Documents are asked for from both applications (for ADR and for leave to appeal to the Court of Appeal) because they both involve all those issues.
The information is not restricted under Rule 7 and I am not requesting private or confidential information which is in claims or affidavits.
[3] The application was originally referred to Johnstone J as the Auckland Duty Judge. However, by minute dated 30 July 2025, he decided to recuse himself from determining the application, given his association with the defendant as a colleague in the Auckland High Court. It has since been referred to me as the civil list judge in Christchurch.
[4] The documents all relate to steps taken before, during and after the hearing of an application under s 145 of the Trusts Act 2019 for orders directing the proceeding to go to mediation and, if required, to arbitration (I will refer to these two processes collectively as alternative dispute resolution or ADR).
The relevant background
[5] On 26 June 2024 Associate Judge Lester issued a decision on the defendant’s application to have the proceeding referred to alternative dispute resolution under s 145 of the Trusts Act (the ADR judgment).1 That section provides:
145 Power of court to order ADR process for internal matter
(1)The court may, at the request of a trustee or a beneficiary or on its own motion,—
(a)enforce any provision in the terms of a trust that requires a matter to be subject to an ADR process; or
(b)otherwise submit any matter to an ADR process (except if the terms of the trust indicate a contrary intention).
(2)In exercising the power, the court may make any of the following orders:
(a)an order requiring each party to the matter, or specified parties, to participate in the ADR process in person or by a representative:
(b)an order that the costs of the ADR process, or a specified portion of those costs, be paid out of the trust property:
(c)an order appointing a particular person to act as a mediator, an arbitrator, or any other facilitator of the ADR process.
(3)This section applies in relation to internal matters only.
[6]In the ADR judgment Associate Judge Lester determined the following:
(a)the proceeding was a “matter” that could be referred to ADR under s 145;
1 Gatfield v Hinton [2024] NZHC 1712.
(b)the application for referral to ADR was appropriately made by interlocutory application; and
(c)an Associate Judge had jurisdiction to determine the application.
[7] After a full and detailed discussion of the competing submissions on whether it was appropriate, in this case, to refer the matter to ADR, the Judge determined that it was appropriate to make an order under s 145. He directed the parties attend mediation to be completed by 31 July 2024, if it was not entirely resolved at mediation, then the parties were to participate in arbitration before Mr Tom Weston KC.
[8] In a minute dated 10 July 2024 some aspects of the orders made in the ADR judgment were varied to appoint the Honourable Mr Harrison KC as the mediator and directing that the mediation be completed on or before 1 August 2024.
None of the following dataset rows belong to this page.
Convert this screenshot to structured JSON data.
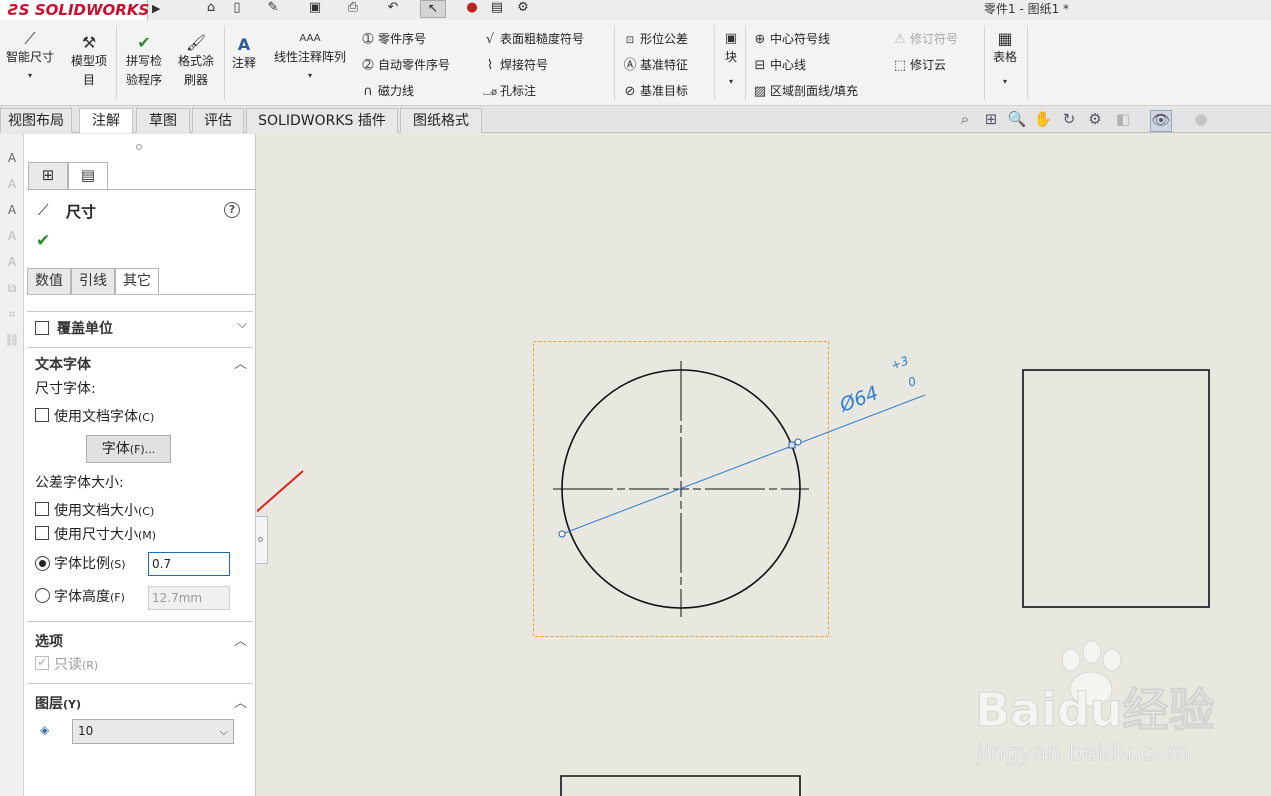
{
  "app": {
    "logo": "SOLIDWORKS",
    "document_title": "零件1 - 图纸1 *"
  },
  "quick_access": {
    "icons": [
      "home-icon",
      "new-doc-icon",
      "open-icon",
      "save-icon",
      "print-icon",
      "undo-icon",
      "select-pointer-icon",
      "rebuild-icon",
      "file-properties-icon",
      "options-gear-icon"
    ]
  },
  "ribbon": {
    "smart_dimension": "智能尺寸",
    "model_items": [
      "模型项",
      "目"
    ],
    "spell_checker": [
      "拼写检",
      "验程序"
    ],
    "format_painter": [
      "格式涂",
      "刷器"
    ],
    "note": "注释",
    "linear_note_pattern": "线性注释阵列",
    "balloon": "零件序号",
    "auto_balloon": "自动零件序号",
    "magnetic_line": "磁力线",
    "surface_finish": "表面粗糙度符号",
    "weld_symbol": "焊接符号",
    "hole_callout": "孔标注",
    "geometric_tolerance": "形位公差",
    "datum_feature": "基准特征",
    "datum_target": "基准目标",
    "block": "块",
    "centermark": "中心符号线",
    "centerline": "中心线",
    "area_hatch": "区域剖面线/填充",
    "revision_symbol": "修订符号",
    "revision_cloud": "修订云",
    "table": "表格"
  },
  "tabs": [
    {
      "label": "视图布局",
      "active": false
    },
    {
      "label": "注解",
      "active": true
    },
    {
      "label": "草图",
      "active": false
    },
    {
      "label": "评估",
      "active": false
    },
    {
      "label": "SOLIDWORKS 插件",
      "active": false
    },
    {
      "label": "图纸格式",
      "active": false
    }
  ],
  "property_manager": {
    "title": "尺寸",
    "sub_tabs": [
      {
        "label": "数值",
        "active": false
      },
      {
        "label": "引线",
        "active": false
      },
      {
        "label": "其它",
        "active": true
      }
    ],
    "override_units": {
      "label": "覆盖单位",
      "checked": false
    },
    "text_fonts": {
      "title": "文本字体",
      "dimension_font_label": "尺寸字体:",
      "use_doc_font": {
        "label": "使用文档字体",
        "hotkey": "(C)",
        "checked": false
      },
      "font_button": {
        "label": "字体",
        "hotkey": "(F)..."
      },
      "tolerance_font_label": "公差字体大小:",
      "use_doc_size": {
        "label": "使用文档大小",
        "hotkey": "(C)",
        "checked": false
      },
      "use_dim_size": {
        "label": "使用尺寸大小",
        "hotkey": "(M)",
        "checked": false
      },
      "font_scale": {
        "label": "字体比例",
        "hotkey": "(S)",
        "selected": true,
        "value": "0.7"
      },
      "font_height": {
        "label": "字体高度",
        "hotkey": "(F)",
        "selected": false,
        "value": "12.7mm"
      }
    },
    "options": {
      "title": "选项",
      "read_only": {
        "label": "只读",
        "hotkey": "(R)",
        "checked": true
      }
    },
    "layer": {
      "title": "图层",
      "hotkey": "(Y)",
      "value": "10"
    }
  },
  "drawing": {
    "dimension_text": "Ø64",
    "tolerance_upper": "+3",
    "tolerance_lower": "0"
  },
  "watermark": {
    "brand": "Baidu经验",
    "url": "jingyan.baidu.com"
  },
  "colors": {
    "canvas_bg": "#e8e7e0",
    "dimension_blue": "#2f7fd0",
    "selection_orange": "#f0a030",
    "annotation_red": "#e0201a",
    "ok_green": "#2f8a2f",
    "logo_red": "#c8102e"
  }
}
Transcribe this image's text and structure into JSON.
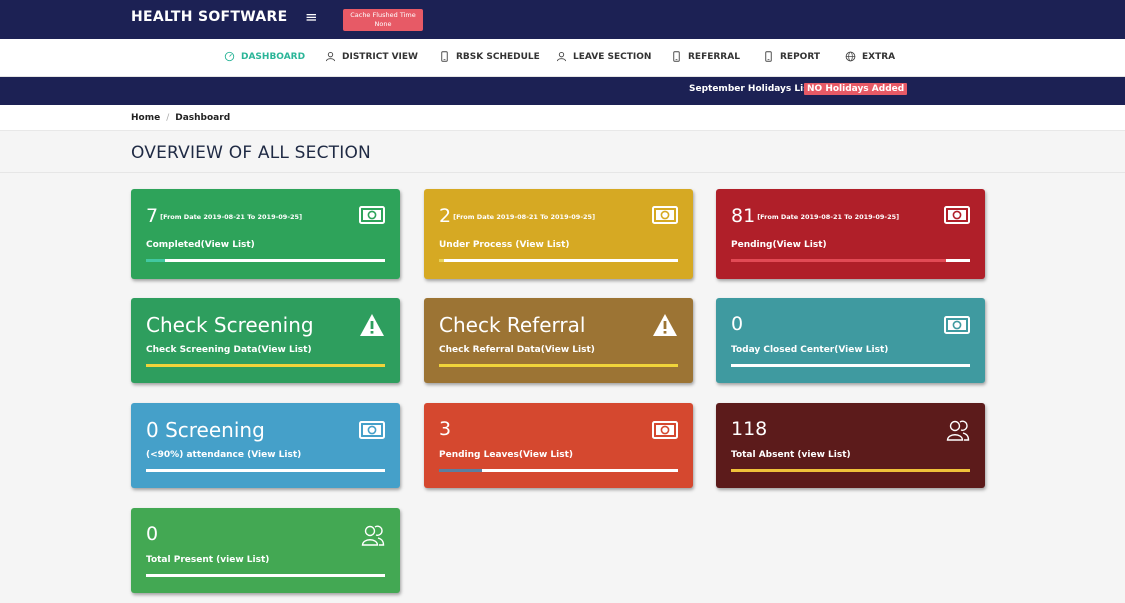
{
  "header": {
    "brand": "HEALTH SOFTWARE",
    "menu_glyph": "≡",
    "cache_line1": "Cache Flushed Time",
    "cache_line2": "None"
  },
  "nav": {
    "items": [
      {
        "label": "DASHBOARD",
        "icon": "dashboard-icon"
      },
      {
        "label": "DISTRICT VIEW",
        "icon": "user-icon"
      },
      {
        "label": "RBSK SCHEDULE",
        "icon": "mobile-icon"
      },
      {
        "label": "LEAVE SECTION",
        "icon": "user-icon"
      },
      {
        "label": "REFERRAL",
        "icon": "mobile-icon"
      },
      {
        "label": "REPORT",
        "icon": "mobile-icon"
      },
      {
        "label": "EXTRA",
        "icon": "globe-icon"
      }
    ]
  },
  "announcement": {
    "text": "September Holidays List",
    "badge": "NO Holidays Added"
  },
  "breadcrumb": {
    "home": "Home",
    "sep": "/",
    "current": "Dashboard"
  },
  "page_title": "OVERVIEW OF ALL SECTION",
  "cards": [
    {
      "value": "7",
      "date": "[From Date 2019-08-21 To 2019-09-25]",
      "label": "Completed(View List)",
      "icon": "money-icon",
      "color": "#2ea35a",
      "progress": 0.08,
      "progress_color": "#42c8a0"
    },
    {
      "value": "2",
      "date": "[From Date 2019-08-21 To 2019-09-25]",
      "label": "Under Process (View List)",
      "icon": "money-icon",
      "color": "#d6a923",
      "progress": 0.02,
      "progress_color": "#e8d35a"
    },
    {
      "value": "81",
      "date": "[From Date 2019-08-21 To 2019-09-25]",
      "label": "Pending(View List)",
      "icon": "money-icon",
      "color": "#b01f29",
      "progress": 0.9,
      "progress_color": "#e24a55"
    },
    {
      "title": "Check Screening",
      "label": "Check Screening Data(View List)",
      "icon": "warning-icon",
      "color": "#2e9e5e",
      "progress": 1.0,
      "progress_color": "#f0d43a"
    },
    {
      "title": "Check Referral",
      "label": "Check Referral Data(View List)",
      "icon": "warning-icon",
      "color": "#9c7434",
      "progress": 1.0,
      "progress_color": "#f0d43a"
    },
    {
      "value": "0",
      "label": "Today Closed Center(View List)",
      "icon": "money-icon",
      "color": "#3f9aa0",
      "progress": 0.0,
      "progress_color": "#ffffff"
    },
    {
      "title": "0 Screening",
      "label": "(<90%) attendance (View List)",
      "icon": "money-icon",
      "color": "#45a0c9",
      "progress": 0.0,
      "progress_color": "#ffffff"
    },
    {
      "value": "3",
      "label": "Pending Leaves(View List)",
      "icon": "money-icon",
      "color": "#d5482f",
      "progress": 0.18,
      "progress_color": "#5a7fa0"
    },
    {
      "value": "118",
      "label": "Total Absent (view List)",
      "icon": "users-icon",
      "color": "#5c1b1b",
      "progress": 1.0,
      "progress_color": "#f0c23a"
    },
    {
      "value": "0",
      "label": "Total Present (view List)",
      "icon": "users-icon",
      "color": "#43a853",
      "progress": 0.0,
      "progress_color": "#ffffff"
    }
  ]
}
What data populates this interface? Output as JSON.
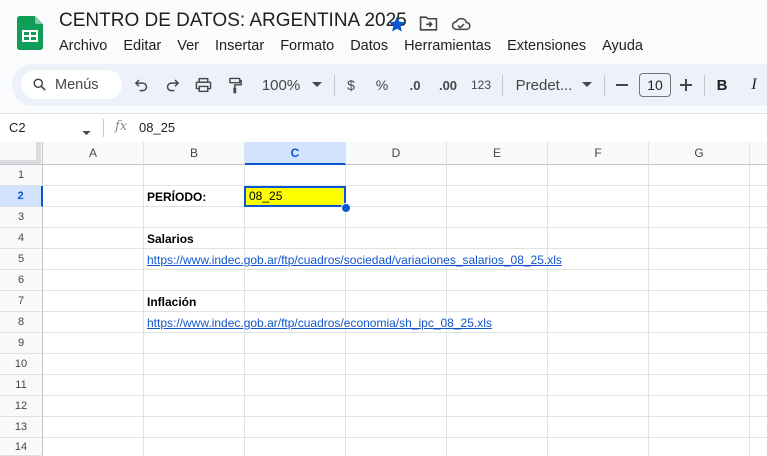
{
  "document": {
    "title": "CENTRO DE DATOS: ARGENTINA 2025"
  },
  "menu": [
    "Archivo",
    "Editar",
    "Ver",
    "Insertar",
    "Formato",
    "Datos",
    "Herramientas",
    "Extensiones",
    "Ayuda"
  ],
  "toolbar": {
    "search_label": "Menús",
    "zoom": "100%",
    "currency": "$",
    "percent": "%",
    "decrease_decimals": ".0",
    "increase_decimals": ".00",
    "number_format": "123",
    "font_name": "Predet...",
    "font_size": "10",
    "bold": "B",
    "italic": "I"
  },
  "formula_bar": {
    "name_box": "C2",
    "fx": "fx",
    "value": "08_25"
  },
  "grid": {
    "columns": [
      "A",
      "B",
      "C",
      "D",
      "E",
      "F",
      "G"
    ],
    "rows": [
      "1",
      "2",
      "3",
      "4",
      "5",
      "6",
      "7",
      "8",
      "9",
      "10",
      "11",
      "12",
      "13",
      "14"
    ],
    "selected_column": "C",
    "selected_row": "2",
    "cells": {
      "B2": "PERÍODO:",
      "C2": "08_25",
      "B4": "Salarios",
      "B5": "https://www.indec.gob.ar/ftp/cuadros/sociedad/variaciones_salarios_08_25.xls",
      "B7": "Inflación",
      "B8": "https://www.indec.gob.ar/ftp/cuadros/economia/sh_ipc_08_25.xls"
    },
    "active_cell_fill": "#ffff00"
  },
  "colors": {
    "accent": "#0b57d0",
    "sheets_green": "#0f9d58",
    "toolbar_bg": "#edf2fa"
  }
}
[9]On 22 July 2024 an interlocutory application for:
(a)leave to appeal the ADR judgment and the further orders contained in the 10 July 2024 minute; and
(b) for stay of the orders, was filed.
[10] On 29 July 2024 Associate Judge Lester declined the application for a stay of mediation.2 The balance of the application was adjourned until mediation had been completed.
[11] The parties subsequently attended mediation but did not succeed in resolving the dispute. Following the unsuccessful mediation, leave to appeal the ADR judgment was granted on an unopposed basis and the requirement to go to arbitration stayed, pending resolution of the appeal.
2 Gatfield v Hinton [2024] NZHC 2074.
Submissions on the application
[12] As is required under r 11 of the Senior Courts (Access to Court Documents) Rules 2017 (the Rules), the request has been circulated to the parties. Extensive submissions have been received from both Mr Jeffries for the plaintiffs and from Mr Lange for the defendant and interested parties.
Submissions for the defendant and interested parties
[13] Mr Lange, for both the defendant and the interested parties opposes the application. He submits that following the unsuccessful mediation on 1 August 2024, the order referring all matters in issue to arbitration took effect. While the arbitration has been stayed pending the plaintiffs’ appeal, it is only if the existing order of the High Court is overturned that all matters in issue in this proceeding would not be subject to the strict confidentiality provisions of the Arbitration Act 1996 (ss 14, 14A, 14B and 14C).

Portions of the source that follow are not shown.